12. How does Wilson characterize the relationship between ecology and ethics?
(a) By valuing previously unvalued phenomena, ecology develops its own unique ethics.
(b) By studying how people assign values, we find that ecology has always had an ethical scale of value.
(c) Without tangible laws of ethics, ecology is always an approximate science, ethically.
(d) Without analysis in ecology, there is little basis for making ethical claims.
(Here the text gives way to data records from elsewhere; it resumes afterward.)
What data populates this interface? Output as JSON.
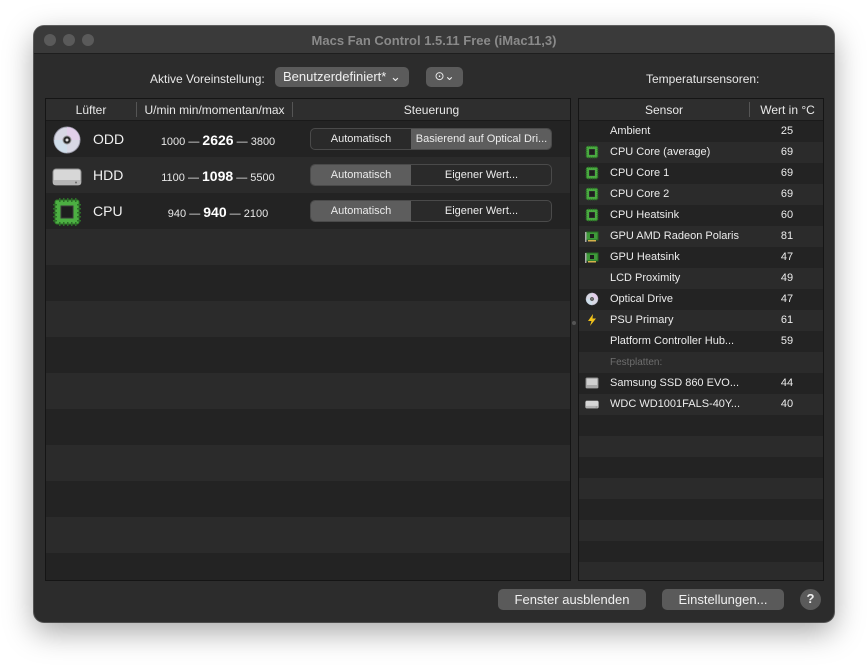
{
  "window": {
    "title": "Macs Fan Control 1.5.11 Free (iMac11,3)"
  },
  "preset": {
    "label": "Aktive Voreinstellung:",
    "value": "Benutzerdefiniert* ⌄",
    "more_label": "⊙⌄"
  },
  "fans_table": {
    "headers": {
      "fan": "Lüfter",
      "rpm": "U/min min/momentan/max",
      "control": "Steuerung"
    },
    "rows": [
      {
        "name": "ODD",
        "icon": "optical-disc-icon",
        "min": "1000",
        "current": "2626",
        "max": "3800",
        "sep": "—",
        "auto_label": "Automatisch",
        "custom_label": "Basierend auf Optical Dri...",
        "selected": "custom"
      },
      {
        "name": "HDD",
        "icon": "hard-drive-icon",
        "min": "1100",
        "current": "1098",
        "max": "5500",
        "sep": "—",
        "auto_label": "Automatisch",
        "custom_label": "Eigener Wert...",
        "selected": "auto"
      },
      {
        "name": "CPU",
        "icon": "cpu-chip-icon",
        "min": "940",
        "current": "940",
        "max": "2100",
        "sep": "—",
        "auto_label": "Automatisch",
        "custom_label": "Eigener Wert...",
        "selected": "auto"
      }
    ]
  },
  "sensors": {
    "title": "Temperatursensoren:",
    "headers": {
      "sensor": "Sensor",
      "value": "Wert in °C"
    },
    "rows": [
      {
        "name": "Ambient",
        "value": "25",
        "icon": "none"
      },
      {
        "name": "CPU Core (average)",
        "value": "69",
        "icon": "cpu-chip-icon"
      },
      {
        "name": "CPU Core 1",
        "value": "69",
        "icon": "cpu-chip-icon"
      },
      {
        "name": "CPU Core 2",
        "value": "69",
        "icon": "cpu-chip-icon"
      },
      {
        "name": "CPU Heatsink",
        "value": "60",
        "icon": "cpu-chip-icon"
      },
      {
        "name": "GPU AMD Radeon Polaris",
        "value": "81",
        "icon": "gpu-card-icon"
      },
      {
        "name": "GPU Heatsink",
        "value": "47",
        "icon": "gpu-card-icon"
      },
      {
        "name": "LCD Proximity",
        "value": "49",
        "icon": "none"
      },
      {
        "name": "Optical Drive",
        "value": "47",
        "icon": "optical-disc-icon"
      },
      {
        "name": "PSU Primary",
        "value": "61",
        "icon": "lightning-icon"
      },
      {
        "name": "Platform Controller Hub...",
        "value": "59",
        "icon": "none"
      }
    ],
    "group_label": "Festplatten:",
    "disk_rows": [
      {
        "name": "Samsung SSD 860 EVO...",
        "value": "44",
        "icon": "ssd-icon"
      },
      {
        "name": "WDC WD1001FALS-40Y...",
        "value": "40",
        "icon": "hard-drive-icon"
      }
    ]
  },
  "buttons": {
    "hide": "Fenster ausblenden",
    "settings": "Einstellungen...",
    "help": "?"
  },
  "colors": {
    "window_bg": "#2c2c2c",
    "panel_bg": "#232323",
    "row_alt": "#2b2b2b",
    "chip_green": "#3f9a3a",
    "selected_segment": "#5d5d5d"
  }
}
13. What decision was effectively made in human evolution as the brain found its present size?
(a) Excess over efficiency.
(b) Curiosity over security.
(c) Dreams over experiences.
(d) Intelligence over strength.

14. Under what circumstances are theories accepted universally?
(a) When evidence is supported by interlocking theories.
(b) When experimental data can be confirmed.
(c) When a theory promises to explain phenomena.
(d) When a hypothesis explains phenomena.

15. How can scientists monitor the working brain, in Wilson's account?
(a) In behavior.
(b) In snapshots.
(c) In real-time analysis.
(d) In limited experiments.

Short Answer Questions

1. What is reductionism?

2. What methods did Descartes use in his work?

3. What does science seek, in Wilson's account?

4. What did Enlightenment thinkers tried to link, in Wilson's account?

5. Wilson says that passion and emotion are both linked to what?